“There is no definition of the family under international human rights law,” according to a report on “protection of the family” prepared by the UN staff and released last week ahead of the next session of the UN Human Rights Council.
The report touches on the family, human rights, and social and economic development, and downplays the legally binding understanding of the family as the “natural and fundamental group unit of society” in the Universal Declaration of Human Rights and international treaties that implicitly exclude same-sex relationships from the meaning of family in international law and policy.
The UN human rights bureaucracy tries to balance the longstanding understanding of the family that dates back to the founding of the United Nations, and effectively defines the family for purposes of international law and policy, with a progressive, and aggressive, attempt to expand the meaning of family in international law and policy to include same-sex relationships. The result is not entirely consistent.

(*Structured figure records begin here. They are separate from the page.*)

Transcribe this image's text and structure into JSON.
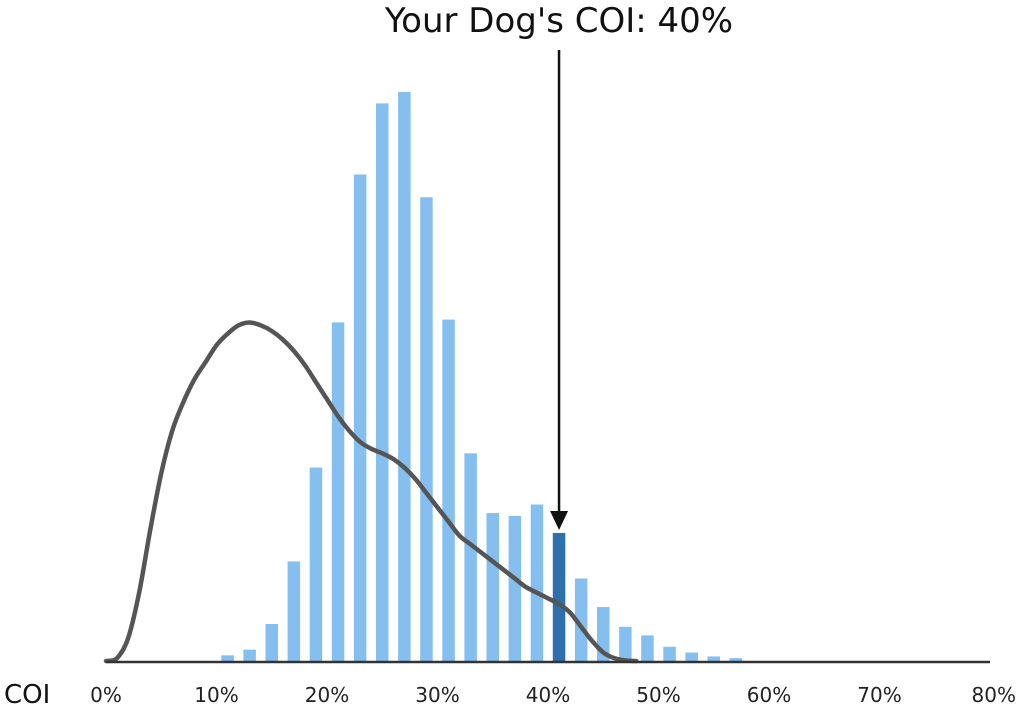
{
  "chart_data": {
    "type": "bar",
    "title": "Your Dog's COI: 40%",
    "xlabel": "COI",
    "ylabel": "",
    "xlim": [
      0,
      80
    ],
    "x_ticks": [
      "0%",
      "10%",
      "20%",
      "30%",
      "40%",
      "50%",
      "60%",
      "70%",
      "80%"
    ],
    "grid": false,
    "bar_color": "#85bff0",
    "highlight_color": "#2e6fad",
    "curve_color": "#555555",
    "axis_color": "#333333",
    "highlight_value": 41,
    "bars": [
      {
        "x": 11,
        "value": 1
      },
      {
        "x": 13,
        "value": 2
      },
      {
        "x": 15,
        "value": 6.5
      },
      {
        "x": 17,
        "value": 17.5
      },
      {
        "x": 19,
        "value": 34
      },
      {
        "x": 21,
        "value": 59.5
      },
      {
        "x": 23,
        "value": 85.5
      },
      {
        "x": 25,
        "value": 98
      },
      {
        "x": 27,
        "value": 100
      },
      {
        "x": 29,
        "value": 81.5
      },
      {
        "x": 31,
        "value": 60
      },
      {
        "x": 33,
        "value": 36.5
      },
      {
        "x": 35,
        "value": 26
      },
      {
        "x": 37,
        "value": 25.5
      },
      {
        "x": 39,
        "value": 27.5
      },
      {
        "x": 41,
        "value": 22.5
      },
      {
        "x": 43,
        "value": 14.5
      },
      {
        "x": 45,
        "value": 9.5
      },
      {
        "x": 47,
        "value": 6
      },
      {
        "x": 49,
        "value": 4.5
      },
      {
        "x": 51,
        "value": 2.5
      },
      {
        "x": 53,
        "value": 1.5
      },
      {
        "x": 55,
        "value": 0.8
      },
      {
        "x": 57,
        "value": 0.5
      }
    ],
    "curve": [
      [
        0,
        0
      ],
      [
        1,
        0.5
      ],
      [
        2,
        4
      ],
      [
        3,
        12
      ],
      [
        4,
        23
      ],
      [
        5,
        33
      ],
      [
        6,
        40.5
      ],
      [
        7,
        45.5
      ],
      [
        8,
        49.5
      ],
      [
        9,
        52.5
      ],
      [
        10,
        55.5
      ],
      [
        11,
        57.5
      ],
      [
        12,
        59
      ],
      [
        13,
        59.5
      ],
      [
        14,
        59
      ],
      [
        15,
        58
      ],
      [
        16,
        56.5
      ],
      [
        17,
        54.5
      ],
      [
        18,
        52
      ],
      [
        19,
        49
      ],
      [
        20,
        46
      ],
      [
        21,
        43
      ],
      [
        22,
        40.5
      ],
      [
        23,
        38.5
      ],
      [
        24,
        37.3
      ],
      [
        25,
        36.5
      ],
      [
        26,
        35.5
      ],
      [
        27,
        34
      ],
      [
        28,
        32
      ],
      [
        29,
        29.5
      ],
      [
        30,
        27
      ],
      [
        31,
        24.5
      ],
      [
        32,
        22
      ],
      [
        33,
        20.5
      ],
      [
        34,
        19
      ],
      [
        35,
        17.5
      ],
      [
        36,
        16
      ],
      [
        37,
        14.5
      ],
      [
        38,
        13
      ],
      [
        39,
        12
      ],
      [
        40,
        11
      ],
      [
        41,
        10
      ],
      [
        42,
        8.5
      ],
      [
        43,
        6
      ],
      [
        44,
        3.5
      ],
      [
        45,
        1.5
      ],
      [
        46,
        0.5
      ],
      [
        47,
        0.1
      ],
      [
        48,
        0
      ]
    ]
  }
}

The report cites several binding legal provisions from human rights treaties, including the Universal Declaration of Human Rights, that exclude the possibility of recognizing same-sex relationships in international law and policy. At the same time, the report lists recent laws that make same-sex relationships equivalent to the family in a few countries in a section of the report that surveys family laws and policies.
And, while the report states “international standards do not prescribe a specific concept of family” the UN human rights office excludes polygamy from what is recognized internationally as a family, without explaining on what basis it could do so in the absence of a functional definition of the family such as the one found in the Universal Declaration of Human Rights.

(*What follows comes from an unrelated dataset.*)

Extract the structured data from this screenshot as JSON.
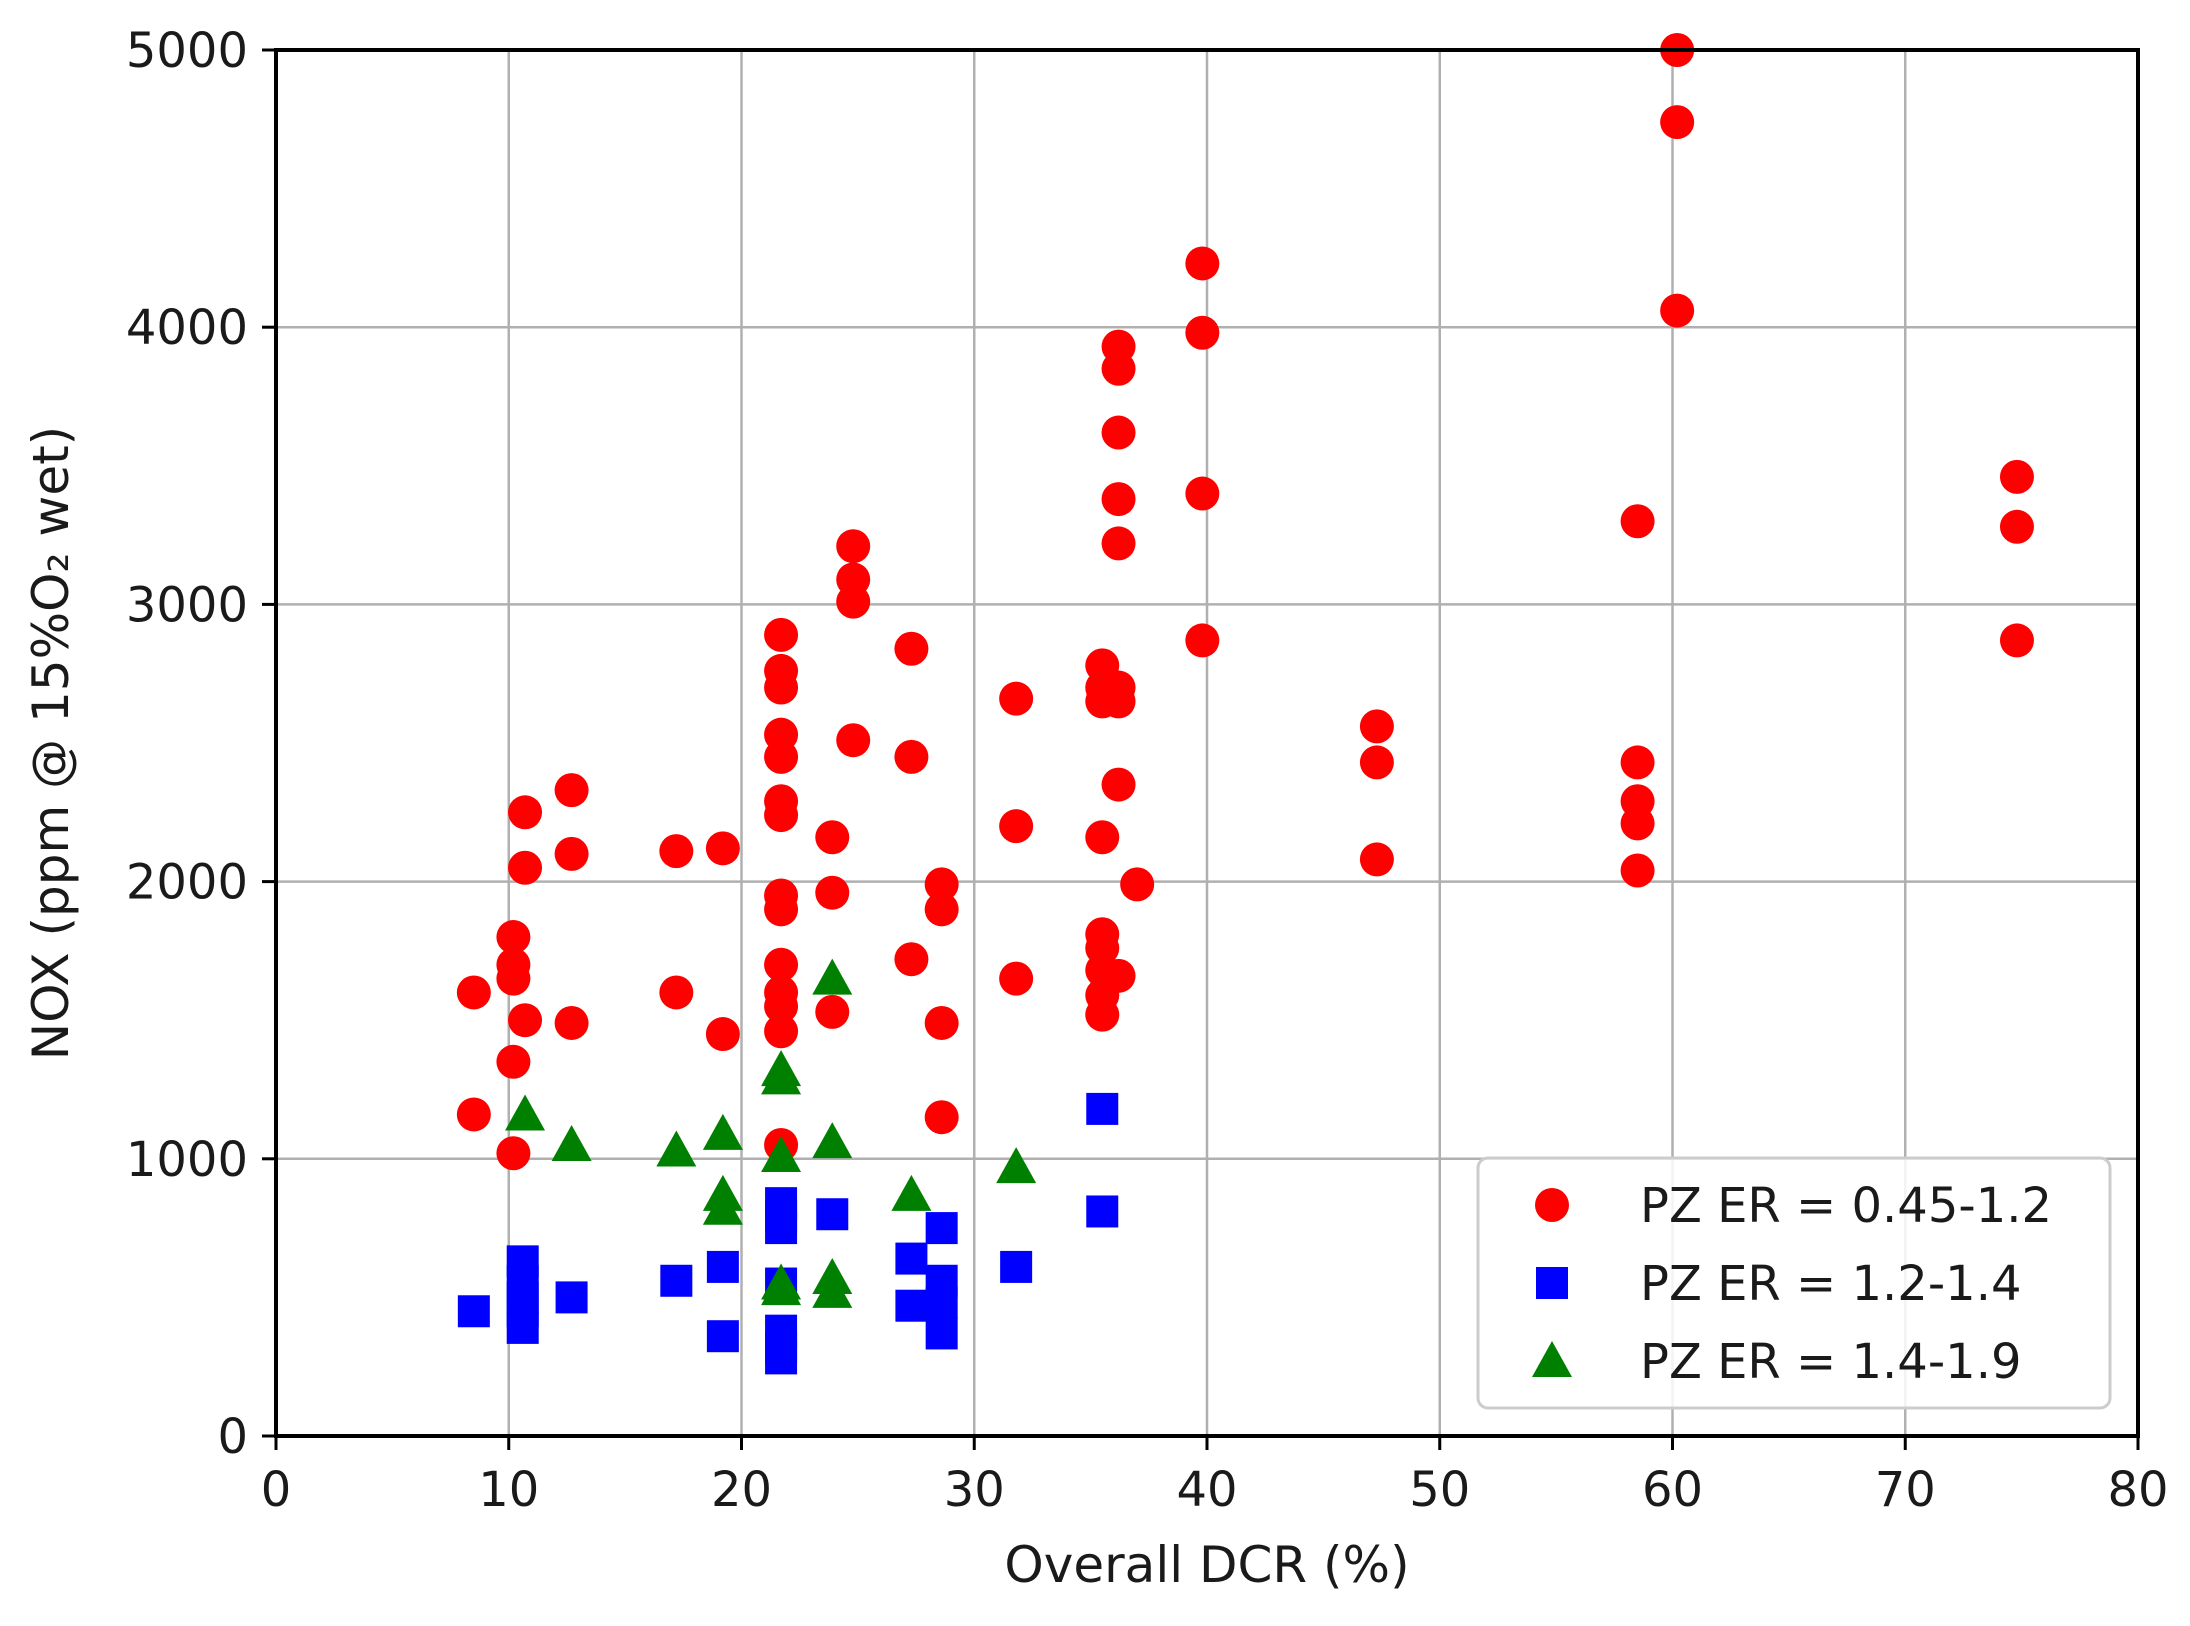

The report also cites the Convention on the Rights of the Child, which declares the family to be “the fundamental group of society and the natural environment for the growth and well-being of all its members and particularly children,” and at the same time it elevates “a variety of arrangements” to provide and care for children as capable of constituting a family—explicitly declaring it the equivalence of “the nuclear family, the extended family, and other traditional and modern community-based arrangements” for purposes of international policy.
These contradictions were also borne out by non-governmental organizations and academics in a consultation that took place in the fall during the preparation of the report.

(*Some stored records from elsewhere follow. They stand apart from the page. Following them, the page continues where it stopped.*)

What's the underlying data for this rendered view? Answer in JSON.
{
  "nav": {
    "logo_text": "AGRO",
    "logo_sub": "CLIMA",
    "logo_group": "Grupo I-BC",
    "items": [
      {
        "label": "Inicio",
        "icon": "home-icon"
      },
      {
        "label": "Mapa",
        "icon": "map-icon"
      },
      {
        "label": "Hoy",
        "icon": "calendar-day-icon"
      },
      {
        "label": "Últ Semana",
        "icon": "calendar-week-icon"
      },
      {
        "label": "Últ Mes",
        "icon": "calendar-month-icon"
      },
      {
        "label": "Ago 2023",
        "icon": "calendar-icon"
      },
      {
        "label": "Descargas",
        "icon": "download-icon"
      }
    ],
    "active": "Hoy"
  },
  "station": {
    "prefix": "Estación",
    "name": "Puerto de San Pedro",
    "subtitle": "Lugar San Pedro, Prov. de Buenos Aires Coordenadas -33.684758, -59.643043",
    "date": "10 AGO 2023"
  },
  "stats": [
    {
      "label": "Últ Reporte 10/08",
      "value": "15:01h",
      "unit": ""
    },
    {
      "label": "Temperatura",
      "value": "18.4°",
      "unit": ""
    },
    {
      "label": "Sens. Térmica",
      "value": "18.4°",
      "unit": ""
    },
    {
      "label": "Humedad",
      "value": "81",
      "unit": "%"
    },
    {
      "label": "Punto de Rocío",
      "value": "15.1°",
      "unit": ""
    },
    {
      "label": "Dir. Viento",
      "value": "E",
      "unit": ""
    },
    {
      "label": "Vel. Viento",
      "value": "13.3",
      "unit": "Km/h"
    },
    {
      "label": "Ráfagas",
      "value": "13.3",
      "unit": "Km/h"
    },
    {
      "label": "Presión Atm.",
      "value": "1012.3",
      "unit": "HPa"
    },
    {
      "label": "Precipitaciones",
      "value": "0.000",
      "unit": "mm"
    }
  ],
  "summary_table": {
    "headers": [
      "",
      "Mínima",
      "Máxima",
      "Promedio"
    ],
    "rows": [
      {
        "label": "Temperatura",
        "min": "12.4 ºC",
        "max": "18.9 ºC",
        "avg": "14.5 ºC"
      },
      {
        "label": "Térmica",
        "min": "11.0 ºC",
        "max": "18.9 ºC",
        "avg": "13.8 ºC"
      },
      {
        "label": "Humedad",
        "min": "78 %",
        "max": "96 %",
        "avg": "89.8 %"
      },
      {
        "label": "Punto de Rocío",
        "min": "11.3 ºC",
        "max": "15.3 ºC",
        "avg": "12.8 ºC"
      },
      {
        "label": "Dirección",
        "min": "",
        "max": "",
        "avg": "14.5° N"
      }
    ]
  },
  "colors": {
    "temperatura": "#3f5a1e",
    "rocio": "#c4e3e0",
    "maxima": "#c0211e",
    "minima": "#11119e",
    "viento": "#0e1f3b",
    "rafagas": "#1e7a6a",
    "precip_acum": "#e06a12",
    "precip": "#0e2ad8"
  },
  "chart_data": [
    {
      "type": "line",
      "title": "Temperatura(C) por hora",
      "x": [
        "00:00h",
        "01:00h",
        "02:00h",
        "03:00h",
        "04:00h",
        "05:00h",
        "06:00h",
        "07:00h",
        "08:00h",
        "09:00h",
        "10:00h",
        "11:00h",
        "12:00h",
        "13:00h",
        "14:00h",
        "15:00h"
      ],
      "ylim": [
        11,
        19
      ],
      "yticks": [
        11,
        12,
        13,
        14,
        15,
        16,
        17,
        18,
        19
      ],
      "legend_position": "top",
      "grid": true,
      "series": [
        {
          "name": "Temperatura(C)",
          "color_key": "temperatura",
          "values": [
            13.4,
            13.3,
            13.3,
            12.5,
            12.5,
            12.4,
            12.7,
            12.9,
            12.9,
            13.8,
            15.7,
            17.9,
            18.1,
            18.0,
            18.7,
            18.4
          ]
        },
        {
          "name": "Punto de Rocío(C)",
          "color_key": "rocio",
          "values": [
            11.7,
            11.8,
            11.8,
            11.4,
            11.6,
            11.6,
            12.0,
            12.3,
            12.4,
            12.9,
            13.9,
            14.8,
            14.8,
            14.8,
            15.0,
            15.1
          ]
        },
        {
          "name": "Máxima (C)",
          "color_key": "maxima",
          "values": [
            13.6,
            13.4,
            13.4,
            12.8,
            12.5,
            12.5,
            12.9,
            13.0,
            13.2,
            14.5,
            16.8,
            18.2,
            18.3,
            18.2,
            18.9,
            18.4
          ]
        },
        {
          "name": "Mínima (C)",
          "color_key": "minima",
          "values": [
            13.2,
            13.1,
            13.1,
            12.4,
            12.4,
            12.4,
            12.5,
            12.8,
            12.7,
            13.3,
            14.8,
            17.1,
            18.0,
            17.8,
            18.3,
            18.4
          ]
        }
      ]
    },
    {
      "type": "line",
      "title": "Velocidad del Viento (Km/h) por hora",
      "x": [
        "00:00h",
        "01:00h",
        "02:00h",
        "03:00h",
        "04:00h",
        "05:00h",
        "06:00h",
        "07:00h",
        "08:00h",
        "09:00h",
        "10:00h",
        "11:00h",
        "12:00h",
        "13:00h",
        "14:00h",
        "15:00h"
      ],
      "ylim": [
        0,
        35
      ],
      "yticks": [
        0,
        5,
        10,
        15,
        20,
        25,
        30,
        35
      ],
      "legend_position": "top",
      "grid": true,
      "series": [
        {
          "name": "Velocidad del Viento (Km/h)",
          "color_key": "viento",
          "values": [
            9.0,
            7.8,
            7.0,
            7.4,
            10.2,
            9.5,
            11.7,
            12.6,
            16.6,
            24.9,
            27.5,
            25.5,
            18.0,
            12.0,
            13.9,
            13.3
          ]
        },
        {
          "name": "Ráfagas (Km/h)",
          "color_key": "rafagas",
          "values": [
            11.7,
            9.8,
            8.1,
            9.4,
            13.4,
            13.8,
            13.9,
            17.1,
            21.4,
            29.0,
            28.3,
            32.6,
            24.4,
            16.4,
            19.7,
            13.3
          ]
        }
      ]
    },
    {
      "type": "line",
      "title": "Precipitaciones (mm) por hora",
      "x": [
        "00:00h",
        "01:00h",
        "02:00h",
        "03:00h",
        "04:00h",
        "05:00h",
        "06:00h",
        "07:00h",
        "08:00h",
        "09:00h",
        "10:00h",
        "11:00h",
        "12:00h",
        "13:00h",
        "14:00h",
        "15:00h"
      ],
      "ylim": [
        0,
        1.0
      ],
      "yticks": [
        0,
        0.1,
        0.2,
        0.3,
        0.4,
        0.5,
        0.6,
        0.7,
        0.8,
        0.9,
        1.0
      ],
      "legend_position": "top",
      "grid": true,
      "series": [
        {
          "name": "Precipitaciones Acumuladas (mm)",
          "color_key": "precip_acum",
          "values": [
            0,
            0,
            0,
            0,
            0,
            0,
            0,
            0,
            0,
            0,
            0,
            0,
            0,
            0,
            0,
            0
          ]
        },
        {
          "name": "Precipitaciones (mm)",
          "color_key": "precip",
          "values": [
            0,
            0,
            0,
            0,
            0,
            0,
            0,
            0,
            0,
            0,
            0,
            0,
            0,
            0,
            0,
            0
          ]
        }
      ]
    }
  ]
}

Many pro-family organizations, including C-Fam, publisher of the Friday Fax, submitted written comments and observations to the UN human rights office, to support the longstanding understanding of the family in international law and policy. Others organizations filed comments that sought to undermine the current status quo to change the meaning of family to include same-sex relationships.
The report is the latest step in a protracted debate that has carried on for over twenty years. In recent months, the General Assembly has shelved the issue of the family altogether to avoid debating it.
The report is likely to spark further debate in the Human Rights Council in Geneva. The guidance to the UN human rights office in Resolution 29/22, which requested the report in the first place, was clear. It reiterated the understanding that the family is the “natural and fundamental group unit of society and is entitled to protection by society and the state” and that the family is “the natural environment for the growth and wellbeing of all its members.”